Authored by spatel on Mar 13 2015, 2:49 PM.

Details

Summary

I had originally made this a FIXME in D7866, but we're attacking the problem from different angles now. If we don't have a target-specific combine on insertps, we need to generate the right code in the first place.

With this patch, for this one exact case, we'll generate:

blendps %xmm0, %xmm1, $1

instead of:

insertps %xmm0, %xmm1, $0

If there's a memory operand available for load folding and we're optimizing for size, we'll still generate the insertps.

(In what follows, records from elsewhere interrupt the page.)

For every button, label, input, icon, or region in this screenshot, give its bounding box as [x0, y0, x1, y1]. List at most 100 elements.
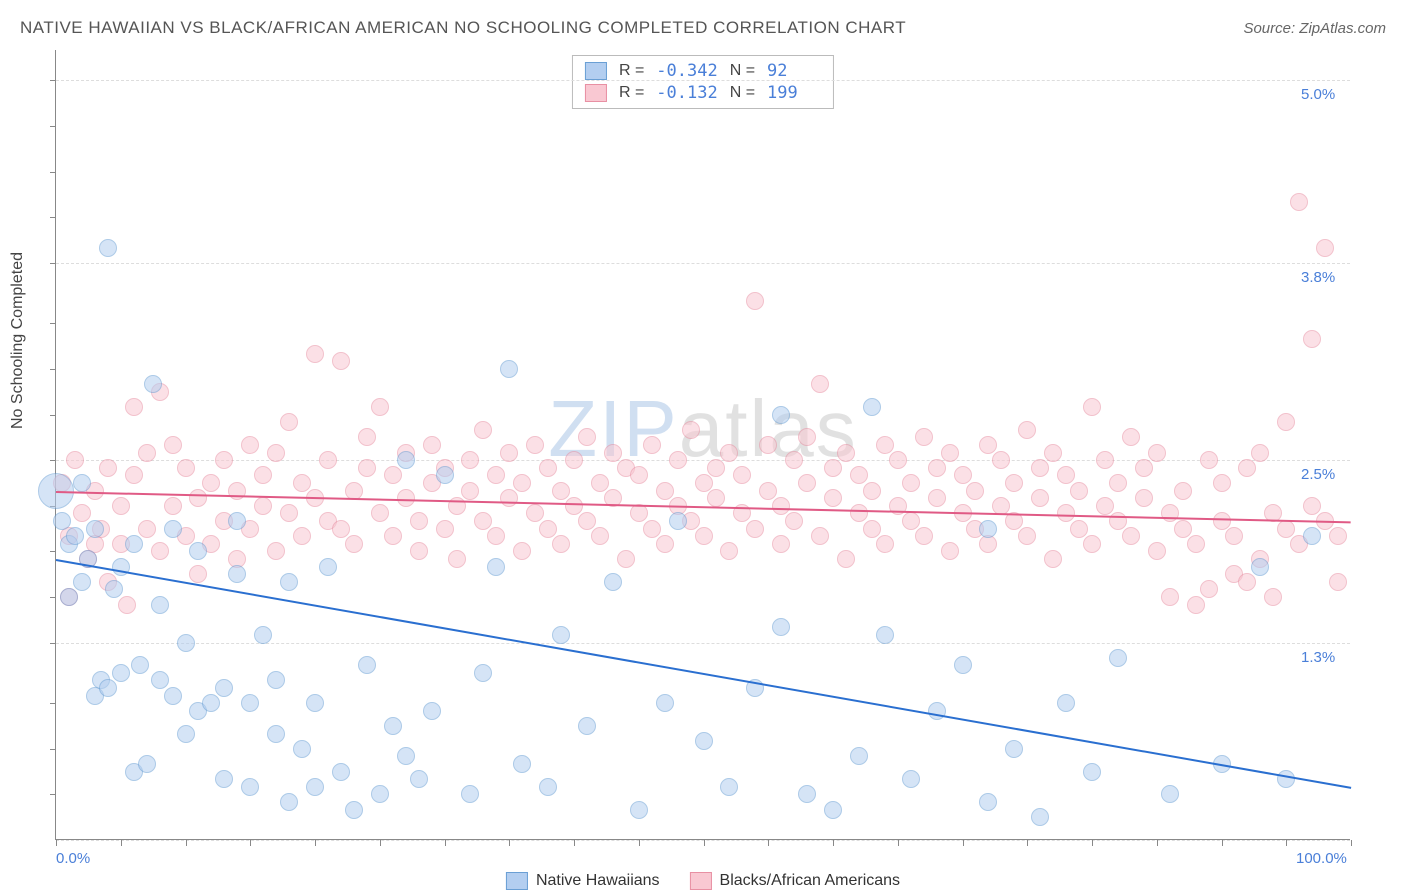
scatter-point-series2 [1096, 497, 1114, 515]
scatter-point-series1 [954, 656, 972, 674]
scatter-point-series1 [979, 520, 997, 538]
scatter-point-series2 [254, 497, 272, 515]
grid-line [56, 80, 1350, 81]
scatter-point-series2 [384, 527, 402, 545]
scatter-point-series1 [552, 626, 570, 644]
scatter-point-series1 [410, 770, 428, 788]
legend-label-1: Native Hawaiians [536, 872, 660, 890]
scatter-point-series1 [164, 687, 182, 705]
n-label: N = [730, 84, 755, 102]
scatter-point-series1 [1005, 740, 1023, 758]
scatter-point-series2 [345, 535, 363, 553]
scatter-point-series2 [707, 459, 725, 477]
scatter-point-series1 [1083, 763, 1101, 781]
scatter-point-series2 [992, 451, 1010, 469]
scatter-point-series2 [1070, 482, 1088, 500]
x-tick-mark [1027, 840, 1028, 846]
scatter-point-series2 [461, 482, 479, 500]
scatter-point-series2 [118, 596, 136, 614]
scatter-point-series1 [151, 671, 169, 689]
scatter-point-series2 [889, 451, 907, 469]
scatter-point-series2 [241, 436, 259, 454]
scatter-point-series1 [1057, 694, 1075, 712]
scatter-point-series2 [591, 527, 609, 545]
scatter-point-series2 [915, 527, 933, 545]
scatter-point-series1 [177, 634, 195, 652]
scatter-point-series2 [1057, 504, 1075, 522]
scatter-point-series1 [280, 573, 298, 591]
scatter-point-series2 [461, 451, 479, 469]
scatter-point-series1 [1303, 527, 1321, 545]
chart-title: NATIVE HAWAIIAN VS BLACK/AFRICAN AMERICA… [20, 18, 906, 38]
y-tick-mark [50, 263, 56, 264]
scatter-point-series1 [151, 596, 169, 614]
scatter-point-series2 [1174, 520, 1192, 538]
scatter-point-series2 [1005, 474, 1023, 492]
scatter-point-series1 [876, 626, 894, 644]
y-tick-mark [50, 172, 56, 173]
scatter-point-series1 [720, 778, 738, 796]
scatter-point-series2 [837, 444, 855, 462]
scatter-point-series1 [267, 725, 285, 743]
scatter-point-series1 [125, 535, 143, 553]
x-tick-mark [250, 840, 251, 846]
scatter-point-series2 [720, 542, 738, 560]
scatter-point-series2 [863, 520, 881, 538]
scatter-point-series2 [928, 489, 946, 507]
x-tick-mark [1351, 840, 1352, 846]
scatter-point-series1 [436, 466, 454, 484]
scatter-point-series2 [1018, 421, 1036, 439]
scatter-point-series1 [824, 801, 842, 819]
scatter-point-series2 [1135, 459, 1153, 477]
swatch-series1 [585, 62, 607, 80]
r-value-1: -0.342 [656, 61, 717, 81]
scatter-point-series2 [371, 398, 389, 416]
scatter-point-series2 [682, 421, 700, 439]
scatter-point-series2 [1316, 239, 1334, 257]
scatter-point-series2 [733, 466, 751, 484]
legend-swatch-series2 [690, 872, 712, 890]
scatter-point-series2 [552, 535, 570, 553]
scatter-point-series2 [500, 489, 518, 507]
scatter-point-series2 [1070, 520, 1088, 538]
scatter-point-series2 [850, 466, 868, 484]
legend-item-series1: Native Hawaiians [506, 872, 660, 890]
r-label: R = [619, 62, 644, 80]
scatter-point-series1 [423, 702, 441, 720]
scatter-point-series2 [656, 535, 674, 553]
scatter-point-series2 [941, 542, 959, 560]
scatter-point-series2 [1122, 527, 1140, 545]
y-tick-mark [50, 217, 56, 218]
scatter-point-series2 [1018, 527, 1036, 545]
scatter-point-series1 [513, 755, 531, 773]
scatter-point-series1 [164, 520, 182, 538]
scatter-point-series1 [241, 778, 259, 796]
scatter-point-series2 [1277, 520, 1295, 538]
x-tick-mark [380, 840, 381, 846]
scatter-point-series1 [474, 664, 492, 682]
scatter-point-series2 [565, 497, 583, 515]
scatter-point-series2 [772, 535, 790, 553]
scatter-point-series1 [539, 778, 557, 796]
scatter-point-series2 [591, 474, 609, 492]
legend-item-series2: Blacks/African Americans [690, 872, 901, 890]
scatter-point-series1 [112, 664, 130, 682]
y-tick-mark [50, 460, 56, 461]
scatter-point-series2 [643, 520, 661, 538]
y-tick-mark [50, 794, 56, 795]
scatter-point-series2 [319, 451, 337, 469]
x-tick-mark [574, 840, 575, 846]
scatter-point-series2 [254, 466, 272, 484]
scatter-point-series2 [423, 436, 441, 454]
scatter-point-series1 [371, 785, 389, 803]
scatter-point-series1 [669, 512, 687, 530]
scatter-point-series2 [1109, 474, 1127, 492]
scatter-point-series1 [1031, 808, 1049, 826]
scatter-point-series1 [604, 573, 622, 591]
scatter-point-series1 [293, 740, 311, 758]
scatter-point-series2 [138, 520, 156, 538]
x-tick-mark [704, 840, 705, 846]
scatter-point-series1 [105, 580, 123, 598]
scatter-point-series2 [1161, 588, 1179, 606]
scatter-point-series2 [177, 459, 195, 477]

The detailed performance data motivation for this may be found in D7866; in summary, blendps has 2-3x throughput vs. insertps on widely used chips.

Diff Detail

Event Timeline

spatel updated this revision to Diff 21953.Mar 13 2015, 2:49 PM
spatel retitled this revision from to Prefer blendps over insertps codegen for one special case [X86].
spatel updated this object.
spatel edited the test plan for this revision. (Show Details)
spatel added reviewers: chandlerc, qcolombet, mkuper, ab.
spatel added a subscriber: Unknown Object (MLST).
qcolombet added inline comments.Mar 20 2015, 11:23 AM
lib/Target/X86/X86ISelLowering.cpp
10520

Instead of checking for OptimizeForSize, I would check for MinSize or both.

10521

As soon as there is a folding opportunity, shouldn’t it be better to use it?
Could you check that with IACA?

spatel added inline comments.Mar 20 2015, 12:25 PM
lib/Target/X86/X86ISelLowering.cpp
10520

Hi Quentin -

Thanks for looking at the patch. I had not seen MinSize used before. That corresponds to -Oz?

10521

I checked this with real code running on SandyBridge, Haswell, and Jaguar. Load folding does not improve performance here. The usage of insertps is the limiting factor because it can only execute on one port.

Here's the SB result from the earlier patch for a microbenchmark including loads:

blendps : 5381572012 cycles for 150000000 iterations (35.88 cycles/iter).
insertps: 10387753446 cycles for 150000000 iterations (69.25 cycles/iter).

qcolombet edited edge metadata.Mar 20 2015, 12:40 PM

LGTM with the MinSize fix.

Q.

lib/Target/X86/X86ISelLowering.cpp
10520

Yes, it is Oz.

10521

Thanks for checking.

spatel updated this revision to Diff 22374.Mar 20 2015, 1:45 PM
spatel edited edge metadata.

Patch updated based on feedback from Quentin:
Changed function attribute check from 'optsize' to 'minsize' (-Os vs. -Oz)

qcolombet accepted this revision.Mar 20 2015, 1:51 PM
qcolombet edited edge metadata.

Thanks Sanjay!

Q.

This revision is now accepted and ready to land.Mar 20 2015, 1:51 PM
This revision was automatically updated to reflect the committed changes.